Johnson compared the prestige of members of the lifesaving club to that of today’s athletes.

“They didn’t really have a football team at the time or athletic activities,” he said. “The lifesaving station was that equivalent. If you were a student and part of the lifesaving crew, you were identified as a big man on campus.”

Johnson and his fellow classmates discovered a pipe that may have been a part of the house along with ceramic that could have been part of a tea saucer.

Hauser said their research also found that students may have consumed alcohol at the lifesaving club during Prohibition in Evanston.

“They worked there, they possibly lived there, they socialized there,” Hauser said. “Evanston was a dry town, yet there might be some activities that students enjoy today (that went) on within this lifesaving agency.”
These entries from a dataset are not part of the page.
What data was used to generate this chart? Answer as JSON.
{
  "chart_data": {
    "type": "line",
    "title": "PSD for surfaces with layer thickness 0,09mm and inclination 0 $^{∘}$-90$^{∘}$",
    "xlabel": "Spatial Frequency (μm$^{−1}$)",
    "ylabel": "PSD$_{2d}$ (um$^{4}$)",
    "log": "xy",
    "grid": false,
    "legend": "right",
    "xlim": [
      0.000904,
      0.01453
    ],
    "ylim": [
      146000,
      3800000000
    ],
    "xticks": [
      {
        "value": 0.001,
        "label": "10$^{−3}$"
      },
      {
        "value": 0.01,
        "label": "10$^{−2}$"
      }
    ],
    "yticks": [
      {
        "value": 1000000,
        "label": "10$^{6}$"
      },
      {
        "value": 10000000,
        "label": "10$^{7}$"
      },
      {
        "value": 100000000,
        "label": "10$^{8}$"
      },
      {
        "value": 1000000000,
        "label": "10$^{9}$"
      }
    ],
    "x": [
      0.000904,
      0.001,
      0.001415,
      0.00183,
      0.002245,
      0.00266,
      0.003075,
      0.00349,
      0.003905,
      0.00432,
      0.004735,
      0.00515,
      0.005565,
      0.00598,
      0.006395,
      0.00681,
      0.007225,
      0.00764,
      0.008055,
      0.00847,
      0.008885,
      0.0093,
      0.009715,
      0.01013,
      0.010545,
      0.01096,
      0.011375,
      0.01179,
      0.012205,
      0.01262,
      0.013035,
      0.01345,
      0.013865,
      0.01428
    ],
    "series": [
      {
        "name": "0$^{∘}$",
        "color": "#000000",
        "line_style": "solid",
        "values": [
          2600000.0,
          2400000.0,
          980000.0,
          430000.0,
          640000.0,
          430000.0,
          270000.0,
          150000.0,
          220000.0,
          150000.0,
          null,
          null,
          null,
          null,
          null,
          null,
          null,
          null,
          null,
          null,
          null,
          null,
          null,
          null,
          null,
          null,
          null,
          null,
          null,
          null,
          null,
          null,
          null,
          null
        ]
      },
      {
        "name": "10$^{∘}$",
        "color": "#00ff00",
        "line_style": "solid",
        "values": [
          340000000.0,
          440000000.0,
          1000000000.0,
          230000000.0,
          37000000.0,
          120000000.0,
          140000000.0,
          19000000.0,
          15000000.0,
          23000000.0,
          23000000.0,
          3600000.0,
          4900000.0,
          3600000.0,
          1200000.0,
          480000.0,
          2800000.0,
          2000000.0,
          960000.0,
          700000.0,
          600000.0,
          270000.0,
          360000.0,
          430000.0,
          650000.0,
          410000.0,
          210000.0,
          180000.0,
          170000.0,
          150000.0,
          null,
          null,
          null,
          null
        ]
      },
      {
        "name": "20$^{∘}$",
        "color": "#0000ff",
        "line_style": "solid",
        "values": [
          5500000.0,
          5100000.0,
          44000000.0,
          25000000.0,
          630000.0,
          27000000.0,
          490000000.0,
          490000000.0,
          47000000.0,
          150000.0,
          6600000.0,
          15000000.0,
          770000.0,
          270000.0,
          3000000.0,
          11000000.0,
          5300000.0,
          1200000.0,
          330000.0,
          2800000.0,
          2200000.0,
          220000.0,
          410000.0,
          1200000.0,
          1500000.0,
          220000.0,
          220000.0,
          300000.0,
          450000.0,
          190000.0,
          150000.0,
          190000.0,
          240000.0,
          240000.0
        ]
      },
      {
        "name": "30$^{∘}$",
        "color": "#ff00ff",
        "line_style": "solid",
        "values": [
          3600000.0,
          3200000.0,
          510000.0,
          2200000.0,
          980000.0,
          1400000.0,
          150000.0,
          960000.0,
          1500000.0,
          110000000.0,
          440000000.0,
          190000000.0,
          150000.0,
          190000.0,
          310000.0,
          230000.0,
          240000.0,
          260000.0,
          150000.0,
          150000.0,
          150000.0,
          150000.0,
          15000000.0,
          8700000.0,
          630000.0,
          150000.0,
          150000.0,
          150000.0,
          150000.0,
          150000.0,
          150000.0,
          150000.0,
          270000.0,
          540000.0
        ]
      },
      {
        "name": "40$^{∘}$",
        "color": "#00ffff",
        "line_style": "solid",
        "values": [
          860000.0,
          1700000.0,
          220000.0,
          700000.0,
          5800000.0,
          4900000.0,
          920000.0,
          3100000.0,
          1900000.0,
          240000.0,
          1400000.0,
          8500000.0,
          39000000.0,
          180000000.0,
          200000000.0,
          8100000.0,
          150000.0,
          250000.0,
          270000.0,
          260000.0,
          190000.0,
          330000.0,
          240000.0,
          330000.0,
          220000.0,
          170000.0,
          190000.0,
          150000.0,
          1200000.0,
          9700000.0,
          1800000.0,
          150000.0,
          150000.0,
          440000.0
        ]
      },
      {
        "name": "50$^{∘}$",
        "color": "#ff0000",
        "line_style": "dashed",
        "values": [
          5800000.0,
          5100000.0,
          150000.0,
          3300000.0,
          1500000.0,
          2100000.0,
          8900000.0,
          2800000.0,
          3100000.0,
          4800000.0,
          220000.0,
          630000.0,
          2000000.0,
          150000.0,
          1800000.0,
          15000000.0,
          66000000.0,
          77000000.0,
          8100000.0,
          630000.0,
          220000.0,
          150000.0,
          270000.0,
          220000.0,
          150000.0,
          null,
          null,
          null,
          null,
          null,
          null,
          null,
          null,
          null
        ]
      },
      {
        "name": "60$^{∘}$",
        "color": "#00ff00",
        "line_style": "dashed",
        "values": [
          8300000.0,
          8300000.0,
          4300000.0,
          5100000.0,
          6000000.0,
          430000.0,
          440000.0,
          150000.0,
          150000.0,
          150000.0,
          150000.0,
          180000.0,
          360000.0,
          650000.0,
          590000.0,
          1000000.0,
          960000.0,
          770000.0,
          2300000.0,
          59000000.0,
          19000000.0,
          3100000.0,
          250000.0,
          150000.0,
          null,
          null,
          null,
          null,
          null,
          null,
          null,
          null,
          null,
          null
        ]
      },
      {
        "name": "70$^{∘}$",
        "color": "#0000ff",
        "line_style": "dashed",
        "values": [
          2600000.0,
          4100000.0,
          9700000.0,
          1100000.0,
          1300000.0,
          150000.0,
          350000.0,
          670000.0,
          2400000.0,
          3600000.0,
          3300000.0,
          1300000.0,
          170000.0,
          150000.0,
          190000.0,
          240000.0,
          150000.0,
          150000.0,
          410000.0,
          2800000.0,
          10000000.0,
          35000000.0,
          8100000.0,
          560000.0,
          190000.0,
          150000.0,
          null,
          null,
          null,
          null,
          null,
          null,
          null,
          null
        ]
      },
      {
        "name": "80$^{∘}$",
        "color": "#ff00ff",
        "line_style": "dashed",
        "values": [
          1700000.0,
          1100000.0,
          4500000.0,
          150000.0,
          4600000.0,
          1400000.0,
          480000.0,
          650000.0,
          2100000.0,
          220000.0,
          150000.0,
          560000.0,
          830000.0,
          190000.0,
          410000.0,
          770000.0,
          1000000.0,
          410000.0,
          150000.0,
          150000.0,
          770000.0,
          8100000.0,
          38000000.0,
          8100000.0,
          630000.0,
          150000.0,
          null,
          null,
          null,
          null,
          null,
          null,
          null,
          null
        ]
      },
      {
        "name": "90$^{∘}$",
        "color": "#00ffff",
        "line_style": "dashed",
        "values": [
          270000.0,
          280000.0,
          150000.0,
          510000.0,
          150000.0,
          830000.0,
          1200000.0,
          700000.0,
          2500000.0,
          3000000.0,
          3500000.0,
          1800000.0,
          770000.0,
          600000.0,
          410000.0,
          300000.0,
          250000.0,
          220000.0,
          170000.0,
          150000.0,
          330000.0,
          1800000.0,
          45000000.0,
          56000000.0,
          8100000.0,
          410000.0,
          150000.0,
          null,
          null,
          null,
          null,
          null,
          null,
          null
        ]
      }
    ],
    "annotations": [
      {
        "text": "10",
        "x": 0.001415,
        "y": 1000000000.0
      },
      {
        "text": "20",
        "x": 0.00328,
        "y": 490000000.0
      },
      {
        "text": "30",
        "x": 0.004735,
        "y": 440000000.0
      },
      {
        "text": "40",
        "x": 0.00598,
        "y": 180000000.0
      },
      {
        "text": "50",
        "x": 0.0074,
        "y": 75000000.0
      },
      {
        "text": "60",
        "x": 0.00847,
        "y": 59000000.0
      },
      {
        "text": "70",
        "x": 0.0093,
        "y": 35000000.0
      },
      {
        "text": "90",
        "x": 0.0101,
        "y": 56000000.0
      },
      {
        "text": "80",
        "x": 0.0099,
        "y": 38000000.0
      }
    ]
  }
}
Archaeology students also found that the figurative divide between NU’s North Campus and South Campus may have been a physical one during the 19th century. They discovered accounts of a stream, formerly located just south of Garrett-Evangelical Theological Seminary. Accounts referred to the river as “The Rubicon,” named after the ancient river Julius Caesar crossed to pass into Rome and start a civil war.

“What you have here is a little stream that signified a boundary between the Northwestern Universities, and it’s somewhere between where North and South Campus meet today,” Hauser said.

Hauser said the dig benefited NU by affording students hands-on experience and providing the community with more insight into the university’s past.

“It helps us understand how young men and women, students, built a community and built a life,” Hauser said.